A stupid, foolish, babyish hope, given who he was and everything he’d done in the last twenty-four hours. But it had kicked and screamed as it died.

Then there was the mix of relief and anger that had pricked her skin when Caleb came up behind her and tried to step in, defending her from Richard’s drunken outburst. The way her pulse had sounded in her ears again. The sick dismay that had gripped her when Richard reduced Caleb to a piece of ass she was using to scratch an itch. He’d said outrageous things, degrading Caleb and cheapening her, sullying everything the two of them had shared.

Outrageous things she hadn’t denied, because she was still heartsick and confused over what had happened between them last night.

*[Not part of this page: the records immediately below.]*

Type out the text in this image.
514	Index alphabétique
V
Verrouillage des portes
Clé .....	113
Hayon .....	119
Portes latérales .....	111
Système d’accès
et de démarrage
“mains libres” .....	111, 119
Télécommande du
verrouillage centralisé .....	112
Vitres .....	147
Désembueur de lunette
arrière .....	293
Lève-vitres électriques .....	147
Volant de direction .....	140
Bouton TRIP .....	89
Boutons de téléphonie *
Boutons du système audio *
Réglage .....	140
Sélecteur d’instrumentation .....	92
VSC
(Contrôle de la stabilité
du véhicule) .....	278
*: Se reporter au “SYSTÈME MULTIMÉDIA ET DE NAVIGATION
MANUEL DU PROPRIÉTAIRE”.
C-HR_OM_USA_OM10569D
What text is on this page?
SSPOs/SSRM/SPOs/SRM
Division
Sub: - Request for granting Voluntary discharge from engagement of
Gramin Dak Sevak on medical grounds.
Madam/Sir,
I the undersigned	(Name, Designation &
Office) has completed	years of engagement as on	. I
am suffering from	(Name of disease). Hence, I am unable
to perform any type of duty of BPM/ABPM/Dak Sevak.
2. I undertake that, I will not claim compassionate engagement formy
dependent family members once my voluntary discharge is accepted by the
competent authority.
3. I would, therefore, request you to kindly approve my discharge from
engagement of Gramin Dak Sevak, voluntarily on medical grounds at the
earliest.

The way he’d looked at her. Fear had squeezed her lungs so hard, she could hardly breathe. Caleb wasn’t supposed to look at her that way. She hadn’t signed up for it. But when he did, her panicked reaction had been mixed with happiness she couldn’t ignore or deny, and a raw need for him that left her shaky and horribly confused.

She couldn’t begin to deal with it. She hadn’t even tried.

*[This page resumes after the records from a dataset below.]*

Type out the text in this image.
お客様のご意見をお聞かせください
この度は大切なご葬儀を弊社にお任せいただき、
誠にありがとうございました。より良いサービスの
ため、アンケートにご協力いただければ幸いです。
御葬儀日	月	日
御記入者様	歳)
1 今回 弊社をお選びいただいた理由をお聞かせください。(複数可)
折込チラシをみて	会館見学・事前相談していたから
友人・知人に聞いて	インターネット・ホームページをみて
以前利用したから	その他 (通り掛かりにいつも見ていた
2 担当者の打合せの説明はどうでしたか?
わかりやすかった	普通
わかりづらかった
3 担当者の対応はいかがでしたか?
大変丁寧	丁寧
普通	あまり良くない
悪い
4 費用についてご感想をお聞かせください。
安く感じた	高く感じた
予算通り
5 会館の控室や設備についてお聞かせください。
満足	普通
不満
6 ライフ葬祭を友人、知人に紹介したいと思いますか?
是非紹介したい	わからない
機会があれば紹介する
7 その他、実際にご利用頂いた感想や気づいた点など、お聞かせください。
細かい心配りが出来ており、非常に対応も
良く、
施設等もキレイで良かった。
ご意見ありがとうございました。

This morning, she’d awakened in his arms and turned automatically to bury her face in the crook of his neck, where he always smelled like cedar and Caleb. A warm, soft joy had crept through her, a suffusion of peace like nothing she’d ever felt before.

Then Richard had started shouting.

Too many feelings. She’d spent the past week on one cheap fair ride after another, screaming with frightened excitement, bracing her neck and shoulders against every jolt. But she wanted to get off. She didn’t have the guts for this, or the stamina. She was a single mother living in rural Ohio, yet somehow there was an emergency security fence around her property line and a pop star giving impromptu concerts in her neighbor’s yard. There were paparazzi at the end of the driveway taking pictures as two grown men fought over her on the front step.

Her life was not supposed to be like this. Her life was holding Henry and eating his rejected graham crackers and answering the question “Why?” four hundred times in a row until she got so bored with talking about construction equipment and steam engines she was ready to nod off.

She wanted her life back, needed it back. Needed to feel as though she held the reins.

Except there was still a soldier with split knuckles and a stern, beautiful face in her kitchen, and she was going to have to deal with him sooner or later. Ellen sighed and walked back down the hall, carrying his shirt.

He had his back to her, phone to his ear, but he caught sight of her coming into the room and said, “I have to go.” Then a pause. “Just call me when he does … Okay, love you, too.”

He disconnected. “My sister Katie.”

Ellen stepped close enough to hand him the shirt. “I met her.” Katie had Caleb’s dark hair and intense eyes. She’d been friendly and fun and intimidating beyond description. She’d made it clear her brother was no Romeo. Which meant Ellen wasn’t and had never been a Chiclet. Ellen didn’t know what to think about that.

Caleb’s eyes were dark and inscrutable, holding none of the indulgent amusement she’d grown used to seeing there. “She invited you to dinner,” he said. “Wednesday night at our house. We’re having my whole family over for my nephew’s birthday. Six o’clock.”

Our house. “You live with Katie?”

“Katie lives with me.”

Ellen didn’t know where Caleb lived, any more than she’d known he lived with his sister. She didn’t know if the nephew was Katie’s son or if Caleb had another sister.

The depth of her ignorance made her acutely conscious of her selfishness. They’d done the most intimate things together, but she’d asked him virtually nothing personal. What kind of game had she been playing?